El gobierno de Estados Unidos ha revocado las visas de más de 50 políticos y funcionarios mexicanos, incluidos miembros del partido gobernante Morena, como parte de la nueva estrategia de Donald Trump contra el narcotráfico y los presuntos vínculos entre el crimen organizado y la clase política mexicana, confirmaron fuentes citadas por Reuters.
De acuerdo con la investigación, la medida representa una de las acciones diplomáticas más amplias de Washington en América Latina, lo que abre un nuevo frente de tensión entre ambos países.
Un golpe diplomático sin precedentes
Según tres exembajadores estadounidenses, administraciones previas también recurrieron a la cancelación de visas como herramienta de presión, pero nunca en una magnitud tan amplia.
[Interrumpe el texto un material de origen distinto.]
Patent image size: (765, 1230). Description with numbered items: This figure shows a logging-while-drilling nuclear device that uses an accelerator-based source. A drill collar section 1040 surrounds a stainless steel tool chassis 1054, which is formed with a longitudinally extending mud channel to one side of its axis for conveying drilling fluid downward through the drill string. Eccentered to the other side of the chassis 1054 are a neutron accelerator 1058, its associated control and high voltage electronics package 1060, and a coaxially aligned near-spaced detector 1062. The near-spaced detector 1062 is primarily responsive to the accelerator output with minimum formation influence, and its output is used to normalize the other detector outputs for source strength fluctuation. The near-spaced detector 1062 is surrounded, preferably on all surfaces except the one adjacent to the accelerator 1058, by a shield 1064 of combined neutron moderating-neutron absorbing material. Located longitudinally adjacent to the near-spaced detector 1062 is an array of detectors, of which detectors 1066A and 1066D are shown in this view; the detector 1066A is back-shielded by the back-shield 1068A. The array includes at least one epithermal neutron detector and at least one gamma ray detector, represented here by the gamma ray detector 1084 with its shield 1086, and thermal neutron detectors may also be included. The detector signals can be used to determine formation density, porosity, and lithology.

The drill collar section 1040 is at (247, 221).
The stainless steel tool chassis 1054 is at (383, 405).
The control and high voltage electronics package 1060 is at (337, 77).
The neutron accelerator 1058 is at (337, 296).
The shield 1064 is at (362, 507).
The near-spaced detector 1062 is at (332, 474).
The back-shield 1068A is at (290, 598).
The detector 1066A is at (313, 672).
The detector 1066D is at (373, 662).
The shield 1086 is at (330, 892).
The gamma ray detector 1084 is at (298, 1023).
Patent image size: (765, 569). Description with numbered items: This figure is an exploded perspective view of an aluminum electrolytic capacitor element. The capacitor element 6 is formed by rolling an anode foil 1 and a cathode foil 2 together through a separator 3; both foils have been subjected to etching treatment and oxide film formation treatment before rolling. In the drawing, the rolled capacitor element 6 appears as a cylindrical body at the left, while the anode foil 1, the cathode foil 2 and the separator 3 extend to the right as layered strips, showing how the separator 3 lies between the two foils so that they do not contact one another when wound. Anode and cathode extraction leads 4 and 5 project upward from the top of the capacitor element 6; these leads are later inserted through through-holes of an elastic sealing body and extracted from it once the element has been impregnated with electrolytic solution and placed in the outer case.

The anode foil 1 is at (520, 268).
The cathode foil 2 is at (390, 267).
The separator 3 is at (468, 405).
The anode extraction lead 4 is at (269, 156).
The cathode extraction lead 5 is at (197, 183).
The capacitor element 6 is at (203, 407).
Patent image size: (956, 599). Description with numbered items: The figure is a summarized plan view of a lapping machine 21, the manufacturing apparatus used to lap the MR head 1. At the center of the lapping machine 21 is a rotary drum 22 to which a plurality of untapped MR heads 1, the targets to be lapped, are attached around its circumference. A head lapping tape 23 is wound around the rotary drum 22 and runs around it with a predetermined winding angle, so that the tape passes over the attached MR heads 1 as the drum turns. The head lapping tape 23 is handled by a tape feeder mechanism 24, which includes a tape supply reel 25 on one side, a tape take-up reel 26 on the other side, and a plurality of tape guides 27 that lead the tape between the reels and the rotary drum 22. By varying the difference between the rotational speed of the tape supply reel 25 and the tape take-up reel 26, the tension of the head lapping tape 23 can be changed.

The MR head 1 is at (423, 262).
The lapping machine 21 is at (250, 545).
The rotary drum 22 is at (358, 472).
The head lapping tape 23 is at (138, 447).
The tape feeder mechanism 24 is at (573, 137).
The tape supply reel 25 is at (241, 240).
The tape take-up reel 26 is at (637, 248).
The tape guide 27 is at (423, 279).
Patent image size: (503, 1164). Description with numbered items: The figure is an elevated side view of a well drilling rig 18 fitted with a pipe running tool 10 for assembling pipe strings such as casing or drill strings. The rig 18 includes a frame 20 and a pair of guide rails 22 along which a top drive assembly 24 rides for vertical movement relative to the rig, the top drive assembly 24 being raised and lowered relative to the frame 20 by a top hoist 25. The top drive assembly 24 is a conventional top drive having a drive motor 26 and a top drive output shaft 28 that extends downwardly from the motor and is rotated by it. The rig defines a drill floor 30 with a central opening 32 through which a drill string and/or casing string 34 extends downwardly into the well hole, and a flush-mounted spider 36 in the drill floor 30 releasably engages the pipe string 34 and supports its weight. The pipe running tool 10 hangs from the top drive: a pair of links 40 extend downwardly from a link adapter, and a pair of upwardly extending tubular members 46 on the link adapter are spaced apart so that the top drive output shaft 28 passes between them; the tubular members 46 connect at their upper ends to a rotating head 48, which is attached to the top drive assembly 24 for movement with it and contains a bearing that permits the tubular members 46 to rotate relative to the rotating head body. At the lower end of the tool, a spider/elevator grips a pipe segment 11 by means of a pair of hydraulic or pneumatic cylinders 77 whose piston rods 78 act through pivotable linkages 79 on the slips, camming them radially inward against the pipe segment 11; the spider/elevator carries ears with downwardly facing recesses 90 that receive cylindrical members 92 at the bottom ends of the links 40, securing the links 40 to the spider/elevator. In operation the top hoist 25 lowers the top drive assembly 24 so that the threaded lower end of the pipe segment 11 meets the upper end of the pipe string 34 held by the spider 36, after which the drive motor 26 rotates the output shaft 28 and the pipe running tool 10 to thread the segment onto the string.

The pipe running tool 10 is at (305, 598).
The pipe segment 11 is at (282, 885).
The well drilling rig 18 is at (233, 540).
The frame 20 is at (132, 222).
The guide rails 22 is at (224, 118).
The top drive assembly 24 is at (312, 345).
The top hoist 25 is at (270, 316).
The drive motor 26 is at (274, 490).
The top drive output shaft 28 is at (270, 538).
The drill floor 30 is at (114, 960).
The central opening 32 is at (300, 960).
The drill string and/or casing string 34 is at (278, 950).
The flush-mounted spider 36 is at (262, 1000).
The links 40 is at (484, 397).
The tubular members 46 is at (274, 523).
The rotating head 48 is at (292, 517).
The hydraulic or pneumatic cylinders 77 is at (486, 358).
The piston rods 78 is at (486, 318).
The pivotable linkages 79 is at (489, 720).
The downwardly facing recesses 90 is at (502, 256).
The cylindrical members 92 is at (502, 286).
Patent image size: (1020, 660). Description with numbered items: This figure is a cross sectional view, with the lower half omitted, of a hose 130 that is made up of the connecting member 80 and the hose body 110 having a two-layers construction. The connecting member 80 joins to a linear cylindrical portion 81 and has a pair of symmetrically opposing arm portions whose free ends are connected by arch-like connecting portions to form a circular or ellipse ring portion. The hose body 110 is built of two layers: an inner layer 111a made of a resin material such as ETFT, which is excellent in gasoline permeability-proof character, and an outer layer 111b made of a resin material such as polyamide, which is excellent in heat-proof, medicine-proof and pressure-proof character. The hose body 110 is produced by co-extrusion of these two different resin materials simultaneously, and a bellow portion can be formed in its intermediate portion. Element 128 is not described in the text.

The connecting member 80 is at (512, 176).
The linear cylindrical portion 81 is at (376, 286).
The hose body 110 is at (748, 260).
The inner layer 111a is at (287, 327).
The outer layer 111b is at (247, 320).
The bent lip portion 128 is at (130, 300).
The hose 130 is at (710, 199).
Earl Anthony Wayne, exembajador de EE.UU. en México, aseguró que la Casa Blanca “está encontrando nuevas maneras de ejercer más presión sobre México”.
La medida, subrayó, “refleja la intención de Trump de usar el poder diplomático con fines políticos y de seguridad”.
Impacto en la élite política mexicana
La decisión ha provocado una onda de preocupación en la clase política mexicana, ya que muchos funcionarios requieren visa para viajar a Estados Unidos por razones oficiales o personales.
Una fuente cercana a Morena confirmó que al menos 50 miembros del partido en el poder han sido afectados, junto con funcionarios de otras fuerzas políticas.
Aunque la lista completa no ha sido revelada, la gobernadora de Baja California, Marina del Pilar Ávila, reconoció públicamente la revocación de su visa, negando cualquier relación con el crimen organizado.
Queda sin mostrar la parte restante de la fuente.